A carroceria alta e elegante chamava atenção de forma irresistível, mesmo do lado de fora de um hotel tão luxuoso.
Não eram poucos os que lançavam olhares para dentro, mas o vidro só estava aberto numa fresta mínima, insuficiente para que alguém visse o rosto de quem estava lá.
Esse carro fora enfiado à força por Li Jiyan nas mãos de Yin Luoyan, e ficava na villa que ele comprara para ela em Jingdu.
Ela dissera claramente que não o tiraria para rodar, mas Li Jiyan respondeu que, quando fosse buscá-lo dali em diante, ela deveria sempre vir nesse carro.
Assim como em Yangcheng: quando bebesse, faria com que ela fosse buscá-lo.
Jiang Ranran acabou não ficando muito tempo no banquete, porque não teve outra oportunidade de se aproximar de Li Jiyan.
Ela também sabia que, mesmo sem conseguir fazer Li Jiyan se interessar por ela, não podia deixar uma péssima impressão logo de início.
Ainda haveria outras chances no futuro.
Por isso, desceu para pegar um táxi e voltar para casa.
Mas, ao chegar ao térreo, viu um carro branco e seus olhos se encheram de surpresa por um instante.
Seria algum herdeiro rico vindo buscar alguém?
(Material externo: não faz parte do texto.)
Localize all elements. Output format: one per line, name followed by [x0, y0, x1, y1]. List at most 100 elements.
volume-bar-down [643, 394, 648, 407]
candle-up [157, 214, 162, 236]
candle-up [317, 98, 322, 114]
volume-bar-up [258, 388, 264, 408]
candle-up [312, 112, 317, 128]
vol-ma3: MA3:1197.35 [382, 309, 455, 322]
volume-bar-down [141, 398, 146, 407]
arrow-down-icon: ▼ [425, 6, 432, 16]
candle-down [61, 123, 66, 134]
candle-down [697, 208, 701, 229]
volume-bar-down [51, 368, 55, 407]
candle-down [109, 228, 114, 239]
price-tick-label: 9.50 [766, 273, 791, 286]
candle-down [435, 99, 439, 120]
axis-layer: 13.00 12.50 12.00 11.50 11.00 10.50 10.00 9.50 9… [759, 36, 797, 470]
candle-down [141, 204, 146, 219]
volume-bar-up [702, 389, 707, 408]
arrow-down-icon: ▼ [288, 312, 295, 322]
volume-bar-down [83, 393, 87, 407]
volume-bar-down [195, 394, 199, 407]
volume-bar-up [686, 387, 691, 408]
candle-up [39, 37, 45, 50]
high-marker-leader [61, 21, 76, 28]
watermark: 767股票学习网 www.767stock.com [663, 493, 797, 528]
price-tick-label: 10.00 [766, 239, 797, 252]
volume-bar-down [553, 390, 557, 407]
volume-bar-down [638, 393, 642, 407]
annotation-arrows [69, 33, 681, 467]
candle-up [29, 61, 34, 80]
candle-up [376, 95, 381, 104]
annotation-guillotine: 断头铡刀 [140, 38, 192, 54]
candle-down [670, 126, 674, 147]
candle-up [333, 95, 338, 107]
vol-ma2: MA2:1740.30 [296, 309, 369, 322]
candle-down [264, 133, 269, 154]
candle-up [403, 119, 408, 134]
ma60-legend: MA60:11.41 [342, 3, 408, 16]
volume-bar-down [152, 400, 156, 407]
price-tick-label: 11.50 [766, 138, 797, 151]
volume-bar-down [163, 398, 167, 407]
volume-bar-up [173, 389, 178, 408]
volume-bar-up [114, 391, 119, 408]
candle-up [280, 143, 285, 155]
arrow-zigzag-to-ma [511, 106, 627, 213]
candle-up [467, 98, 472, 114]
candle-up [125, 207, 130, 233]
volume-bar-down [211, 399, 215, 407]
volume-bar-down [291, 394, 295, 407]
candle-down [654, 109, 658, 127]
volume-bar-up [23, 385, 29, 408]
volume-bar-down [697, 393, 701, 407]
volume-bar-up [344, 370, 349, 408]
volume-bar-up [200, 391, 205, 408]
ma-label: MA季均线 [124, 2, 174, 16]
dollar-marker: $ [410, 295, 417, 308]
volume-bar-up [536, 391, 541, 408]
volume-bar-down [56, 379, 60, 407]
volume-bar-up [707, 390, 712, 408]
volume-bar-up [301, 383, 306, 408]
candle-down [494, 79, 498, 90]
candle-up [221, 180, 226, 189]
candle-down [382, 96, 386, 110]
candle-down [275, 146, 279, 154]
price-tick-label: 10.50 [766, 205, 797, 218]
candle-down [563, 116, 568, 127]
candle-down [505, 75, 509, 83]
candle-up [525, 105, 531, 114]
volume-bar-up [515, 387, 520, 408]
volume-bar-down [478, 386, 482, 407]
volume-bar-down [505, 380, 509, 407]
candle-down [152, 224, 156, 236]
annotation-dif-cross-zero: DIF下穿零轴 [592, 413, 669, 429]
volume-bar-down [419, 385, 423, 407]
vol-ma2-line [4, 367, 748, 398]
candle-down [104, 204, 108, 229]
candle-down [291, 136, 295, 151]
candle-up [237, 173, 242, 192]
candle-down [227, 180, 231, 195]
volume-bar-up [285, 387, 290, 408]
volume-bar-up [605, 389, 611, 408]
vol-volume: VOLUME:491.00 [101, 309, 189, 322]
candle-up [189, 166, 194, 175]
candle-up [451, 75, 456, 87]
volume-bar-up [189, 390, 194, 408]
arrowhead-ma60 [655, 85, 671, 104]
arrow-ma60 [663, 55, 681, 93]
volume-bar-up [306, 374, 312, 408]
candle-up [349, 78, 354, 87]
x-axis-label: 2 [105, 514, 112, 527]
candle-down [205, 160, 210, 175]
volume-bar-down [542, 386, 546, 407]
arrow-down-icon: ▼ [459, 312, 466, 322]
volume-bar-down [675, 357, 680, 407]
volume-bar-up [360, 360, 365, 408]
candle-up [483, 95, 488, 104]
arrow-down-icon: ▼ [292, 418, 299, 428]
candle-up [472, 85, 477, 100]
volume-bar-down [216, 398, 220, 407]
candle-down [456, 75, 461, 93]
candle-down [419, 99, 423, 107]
O pai dela queria muito aquele modelo, mas jamais conseguiu comprá-lo; primeiro porque era caro demais, segundo porque era difícil de conseguir.
Ela se escondeu atrás de uma coluna, tirou uma foto do carro e não foi embora de imediato. Ficou observando, querendo ver quem sairia daquele veículo.
Do outro lado, Li Jiyan retirou o celular da orelha e o segurou casualmente na palma da mão.
Todos gostavam de chamá-lo respeitosamente de Segundo Mestre; só a pequena criatura o chamava sempre pelo nome, com uma voz tão suave e doce que parecia derreter até os ossos.
“Eu já vou indo.” Li Jiyan se levantou, a voz serena.
No instante em que se ergueu, todos os que estavam sentados também se levantaram.
Li Ziming disse: “Ah? O tio vai embora tão cedo? Eu ainda queria dizer que, daqui a pouco, poderíamos trocar de lugar e ir nos divertir em outro canto.”
Li Jiyan olhou para ele, estendeu a mão e bagunçou seu cabelo meio azul, meio cinza. “Mude essa cor. Que aparência é essa?”
Li Ziming fez um beicinho. “Você não entende, isso se chama moda. Tio, não vai embora agora? Podemos trocar de lugar direto.”
Alguns empresários ao redor concordaram em coro.
“Segundo Mestre, ainda é cedo, só passam das dez. O bar Bársia lançou um vinho novo, já reservei uma garrafa. Quer ir provar?”
“Segundo Mestre, é isso mesmo, você já está há muito tempo sem voltar a Jingdu. Agora surgiram muitas novidades e coisas da moda.”
Os olhos cor de âmbar de Li Jiyan percorreram a multidão, e sua voz saiu casual, despreocupada: “Não. Minha pequena veio me buscar. Divirtam-se à vontade.”